In September, my portfolio was up 10% at the peak and ended up down -4.24% at the end of September. Total since Aug 13, 2021 is: 14.91%.

I was out of stock for 8 months of the year. There’s no YTD performance but only performance since Aug 13.

Performance and allocation:

Stock	       Aug-13-To-Sept.	 Sept.	    Weight(%)
NVEI (CAD)	11.44%	        -11.27%     21.97%
DCBO	        2.89%	        -12.75%     15.40%
UPST	        55.66%	         38.11%	    14.28%
SPT	        19.36%	         0.29%	    11.38%
NET	       -7.47%	         -6.70%	    10.51%
BILL	        28.43%	        -2.71%	    9.76%
DLO	        8.66%	        -14.75%     5.89%
TASK	        65.88%	         5.52%	    4.13%
MNDY	        21.76%	        -14.01%	    3.90%
GLBE	        2.50%	        -9.07%	    2.77%

**Performance Comparison** 		
My Portfolio	14.91%	       -4.24%	
SP500	         -3.76%	       -4.97%	
WCLD	         -0.76%	       -5.42%	

My portfolio squeezed a tiny beat in September vs SP500 and WCLD despite the huge drop from the top holdings.


Sold out LSPD. My reasons are explained here:…

I might use half of the proceeds from LSPD and add to BILL and Monday.

I want to add that:

We have COVID stock: ZM, Peloton which got boosted during COVID. Their post COVID QoQ comparisons make them look bad and their stock went nowhere for months.

I think LSPD is a post-COVID recovery stock. Post-COVID recovery stock gets a boost after COVID. After the recovery, their QoQ comparison will look bad and stock will get downward pressure for a while. Before the short seller attack, I was willing to wait until next earning to see what will happen. I think this short seller attack accelerated the eventual stock price decline in the next few months.

As for Upstart, I don’t think it’s a post-COVID recovery stock since it’s just started vs the huge addressable market. It may slow down a bit from strong quarters but won’t be too bad.

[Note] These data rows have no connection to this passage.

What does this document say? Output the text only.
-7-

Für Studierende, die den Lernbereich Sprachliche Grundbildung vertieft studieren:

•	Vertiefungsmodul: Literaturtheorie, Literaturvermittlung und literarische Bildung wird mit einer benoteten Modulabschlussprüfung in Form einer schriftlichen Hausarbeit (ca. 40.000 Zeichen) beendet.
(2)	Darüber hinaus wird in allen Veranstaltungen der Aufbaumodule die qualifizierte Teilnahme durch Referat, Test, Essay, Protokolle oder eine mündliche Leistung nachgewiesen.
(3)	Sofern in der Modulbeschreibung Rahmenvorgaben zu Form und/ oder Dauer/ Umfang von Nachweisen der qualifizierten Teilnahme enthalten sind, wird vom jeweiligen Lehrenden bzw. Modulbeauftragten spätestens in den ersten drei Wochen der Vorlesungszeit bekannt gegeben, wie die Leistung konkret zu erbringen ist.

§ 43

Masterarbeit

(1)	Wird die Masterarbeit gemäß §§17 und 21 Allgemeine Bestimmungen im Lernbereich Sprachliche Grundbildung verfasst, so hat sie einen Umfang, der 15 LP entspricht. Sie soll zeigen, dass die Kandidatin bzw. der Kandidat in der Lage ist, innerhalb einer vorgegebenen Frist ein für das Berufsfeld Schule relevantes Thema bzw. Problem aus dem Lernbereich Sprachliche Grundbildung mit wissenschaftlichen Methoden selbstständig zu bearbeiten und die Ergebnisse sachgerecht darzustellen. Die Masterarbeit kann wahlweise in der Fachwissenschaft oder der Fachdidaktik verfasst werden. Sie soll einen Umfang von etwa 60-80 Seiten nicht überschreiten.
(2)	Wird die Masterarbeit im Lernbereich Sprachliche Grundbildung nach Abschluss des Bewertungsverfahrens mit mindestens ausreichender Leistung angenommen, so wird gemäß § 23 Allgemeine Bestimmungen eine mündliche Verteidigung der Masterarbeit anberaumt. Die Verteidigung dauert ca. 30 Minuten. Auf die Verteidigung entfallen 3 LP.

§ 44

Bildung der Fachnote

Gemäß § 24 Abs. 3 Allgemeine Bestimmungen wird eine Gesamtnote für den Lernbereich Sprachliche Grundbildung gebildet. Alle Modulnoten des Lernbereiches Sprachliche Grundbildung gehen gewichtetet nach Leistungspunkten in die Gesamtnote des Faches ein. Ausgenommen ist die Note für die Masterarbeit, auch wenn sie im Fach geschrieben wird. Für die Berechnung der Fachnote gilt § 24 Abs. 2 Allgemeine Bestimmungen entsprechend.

It started as an under-valued play and I bought it with a target exit price.
I found I became more interested in holding this stock. It’s not SaaS but I am willing to hold and see where Task will go. It’s interesting company because they focus on serving hyper growth tech companies in the digital economy similar to we invest in hyper growth companies.

I see only one competitor to Taskus: Concentrix and their growth rate is extremely slow at 2.5% QoQ for the past 4 quarters where Taskus is accelerating rapidly. Taskus grew revenue 17.8% QoQ last quarter. They are expanding their office around the world. “TaskUs continues its growth with six new office locations—on top of growing its existing presence in Mexico and its global headquarters, New Braunfels, TX.”

Some highlights:
-60% CAGR 2017 to 2020.
-125% net revenue retention rate.
-Focused on serving fast growing tech companies in digital economy
-They claim the total addressable market across the specialized services is over $100 billion, and demand for some of these services is growing up to 50% annually.

Five areas of growth:
-The first is our current clients who are growing extremely fast and accelerating their outsourcing spend.
-The second is introducing new specialized service offerings.
-The third is expanding our global delivery footprint.
-The fourth is adding new clients.
-The final area of focus will be M&A. (Until now, all growth are organic)

Hyper growth:
-Fintech business grew an astounding 300% year over year.
-Digital customer experience business generated $113.6 million for a year-over-year growth rate of 59.2 percent.

  • Content security business grew 38.4 percent to deliver $43 million,
    -AI operations business grew 95.9 percent for revenues of $23.5 million.

It did a massive 1.38B offering of common stocks and $575m convertible senior notes due 2027.
That’s a huge capital raise. Something is in the acquisition pipeline?